Дело в том, что моя книга — роман о реализме. Современном, разумеется. Его трудностях, противоречиях, проблемах. Неужели не заметили? Но, конечно, и о ревности тоже. О многообразии человеческой личности. Да, безусловно. Но в первую очередь, в самую первую. По крайней мере, вот на этой странице. Роман о реализме, повторяю вам. В котором, может быть, Положительный Герой и есть сам реализм? Ах, дети мои, оставьте меня в покое с вашим П. Г.! Ответьте лучше — так или нет: главное, определяющее в реализме — современность? Современность.
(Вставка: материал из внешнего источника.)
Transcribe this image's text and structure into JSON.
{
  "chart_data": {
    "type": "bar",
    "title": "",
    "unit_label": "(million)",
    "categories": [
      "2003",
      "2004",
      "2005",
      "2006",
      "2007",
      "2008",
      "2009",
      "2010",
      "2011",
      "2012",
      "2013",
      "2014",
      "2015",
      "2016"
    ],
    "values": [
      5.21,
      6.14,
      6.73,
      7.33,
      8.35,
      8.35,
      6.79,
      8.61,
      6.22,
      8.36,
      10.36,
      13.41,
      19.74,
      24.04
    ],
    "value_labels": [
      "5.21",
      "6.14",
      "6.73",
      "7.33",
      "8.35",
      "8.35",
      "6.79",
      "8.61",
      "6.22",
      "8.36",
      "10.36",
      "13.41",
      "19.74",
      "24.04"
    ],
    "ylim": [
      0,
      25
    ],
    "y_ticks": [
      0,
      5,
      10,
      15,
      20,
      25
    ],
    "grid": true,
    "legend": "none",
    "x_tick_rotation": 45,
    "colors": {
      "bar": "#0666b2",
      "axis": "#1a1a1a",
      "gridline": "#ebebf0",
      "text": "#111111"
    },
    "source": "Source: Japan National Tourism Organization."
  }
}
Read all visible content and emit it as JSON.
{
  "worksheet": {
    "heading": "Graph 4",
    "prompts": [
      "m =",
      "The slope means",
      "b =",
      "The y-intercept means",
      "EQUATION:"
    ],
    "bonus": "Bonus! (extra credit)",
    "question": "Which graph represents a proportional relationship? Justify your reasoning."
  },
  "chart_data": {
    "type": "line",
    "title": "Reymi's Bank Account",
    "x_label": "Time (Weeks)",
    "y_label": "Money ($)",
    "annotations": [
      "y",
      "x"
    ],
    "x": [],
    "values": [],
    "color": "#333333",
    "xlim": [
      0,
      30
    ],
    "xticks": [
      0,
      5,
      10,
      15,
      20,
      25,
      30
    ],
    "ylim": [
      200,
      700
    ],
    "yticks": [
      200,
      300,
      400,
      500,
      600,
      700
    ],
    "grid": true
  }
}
Стало быть, герой должен быть сразу и современным, и положительным, но кто не знает, что роман, совершенно реалистический сегодня, спустя полгода перестанет быть реалистическим, потому что все считавшееся положительным на прошлой неделе, как для героя, так и для его сограждан, перестало быть таковым в связи с кризисом министерского кабинета? Если не реализм, то реальность уж и впрямь без берегов. В наши-то дни. Но и она может войти в русло, заметьте себе это. И значит, реализм, чтобы соответствовать предъявляемым ему требованиям, должен опираться не на современную реальность, а на реальность будущего и должен быть, воспользуемся новым термином, реализмом гадательным. Я не против. Надо только настроить инструмент.
Антоана, стало быть, нет. Ну а я? Я-то есть, но хоть буду кричать во весь голос, кого и в чем это убедит? Вы написали роман, скажут мне, о человеке, которого нет, и претендуете название реалиста? Меня осудят. А если вы не хотите осуждения, то поступайте, как поступают все: не пишите книг, не пишите! Если не писать, то все ваши глупости исчезнут бесследно, а если однажды их выскажет вслух какой-нибудь одержимый, то вы с полным правом опрокинете из окна ему на голову ночной горшок с актуальнейшим содержимым.